As with any software system, certain information needs to be captured into the system before the software can become fully operational. TurboTime Job Costing is no different and the information captured needs to be entered in order.
The first piece of information required is your task codes. (Task Codes are required before Skill Levels can be captured and Skill Levels are required in the Employee Details).
If an employee "clocks"on to a task which is not part of his skill level, either by accident or design, TurboTime Job Costing will flag this as an unauthorised event and the appropriate action can be taken. For example, unless being trained to become a welder, you would probably not want your general worker handling the machinery. If you have an internal training program you may want to set up a task code, say "Training Welding - Machine.
The Cost per hour is not the employees rate of pay, but the amount the task costs you (maybe including consumables, electricity etc.) In the beginning many of these costs will be estimates, however with experience you will have VERY accurate information.
A skill level is made up of the various tasks that the relevant employee is qualified/trained to perform. In the above example a boilermaker is trained/qualified to weld, however a welder is not necessarily able to perform the function of a boilermaker.
It may be the case that your foreman has the qualifications to perform many tasks, in this instance you may want to create his own skill level,
There is no limit to the number of skill levels you can have in the system so you could even go the route of giving each employee their own skill level if you have a small staff compliment.
You can now capture your employee details, paying careful attention to the skill level. (circled in red).

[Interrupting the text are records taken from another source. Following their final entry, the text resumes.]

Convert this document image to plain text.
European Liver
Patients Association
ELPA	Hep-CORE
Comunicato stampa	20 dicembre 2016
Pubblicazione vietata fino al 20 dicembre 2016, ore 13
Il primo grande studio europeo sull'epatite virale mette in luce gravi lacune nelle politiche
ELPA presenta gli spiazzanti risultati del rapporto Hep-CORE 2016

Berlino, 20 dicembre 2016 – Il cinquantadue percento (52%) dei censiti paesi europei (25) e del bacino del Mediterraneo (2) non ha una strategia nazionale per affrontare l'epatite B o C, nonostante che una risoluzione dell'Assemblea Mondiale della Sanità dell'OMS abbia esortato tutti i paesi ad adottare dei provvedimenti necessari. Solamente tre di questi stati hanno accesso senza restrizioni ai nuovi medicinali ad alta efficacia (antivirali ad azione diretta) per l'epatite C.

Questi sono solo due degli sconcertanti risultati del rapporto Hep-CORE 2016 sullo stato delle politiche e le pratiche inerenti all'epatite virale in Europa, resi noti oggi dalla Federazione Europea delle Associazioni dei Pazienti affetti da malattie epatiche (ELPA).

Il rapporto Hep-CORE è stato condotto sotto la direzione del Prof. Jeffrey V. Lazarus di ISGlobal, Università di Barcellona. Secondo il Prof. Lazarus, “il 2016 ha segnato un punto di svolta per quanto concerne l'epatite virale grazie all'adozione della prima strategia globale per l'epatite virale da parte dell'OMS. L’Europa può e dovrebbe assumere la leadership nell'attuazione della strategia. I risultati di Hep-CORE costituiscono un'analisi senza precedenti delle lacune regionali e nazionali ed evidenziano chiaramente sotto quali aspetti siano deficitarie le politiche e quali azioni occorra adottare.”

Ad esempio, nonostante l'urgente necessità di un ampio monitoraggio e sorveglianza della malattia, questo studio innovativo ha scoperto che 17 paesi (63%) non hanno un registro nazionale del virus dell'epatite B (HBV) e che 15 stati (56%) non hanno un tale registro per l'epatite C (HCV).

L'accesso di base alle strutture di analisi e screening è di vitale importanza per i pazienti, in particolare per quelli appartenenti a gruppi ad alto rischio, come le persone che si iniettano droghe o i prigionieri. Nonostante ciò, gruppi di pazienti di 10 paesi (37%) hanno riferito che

All fields are important, but here we are only looking at what is required to get your Job Costing module functional.
There will be numerous reasons why an employee will need to clock off from a job. If the reason is considered critical (for example awaiting materials, machine breakdown etc.) can generate an email message sent to the relevant persons so that the required steps can be taken.
Once you have your stop reasons captured you can now begin to capture you jobs.
Within each job you will list the tasks that are needed for the specific job, along with the estimated amount of time that will be needed to complete each task (with experience, these tasks, as with the cost per hour for the task, will become extremely accurate), You can capture the quantity of each task required as well as the quantity completed. Once your system has been active for a while and you are happy with the budgets you can save the "Job" as a formula for use on repeat orders or orders where the items and quantities are the same.
TurboTime currently has 18 reports for the Job Costing module. The above is an example of a report exported as a flat text file. The report can also be exported as a PDF file or an Excel spread sheet. There is an option to email the report to the relevant recipients, as well as the printing of a hard copy. If you have purchased the Time and Attendance system with the payroll interface you can even export the job costing information to you payroll. (Currently available for Pastel and VIP).
With the Gantt chart you can see each and every task within a job and the status in relation to the allocated budget. Blue is the budget, Red over budget and green below.
In the above example the alarm bells should be ringing when looking at the angle grind task. Either the person performing the task is taking short cuts or you have over budgeted. Likewise the painting task has been completed before the galvanising , which would lead to a waste of materials and a loss of time.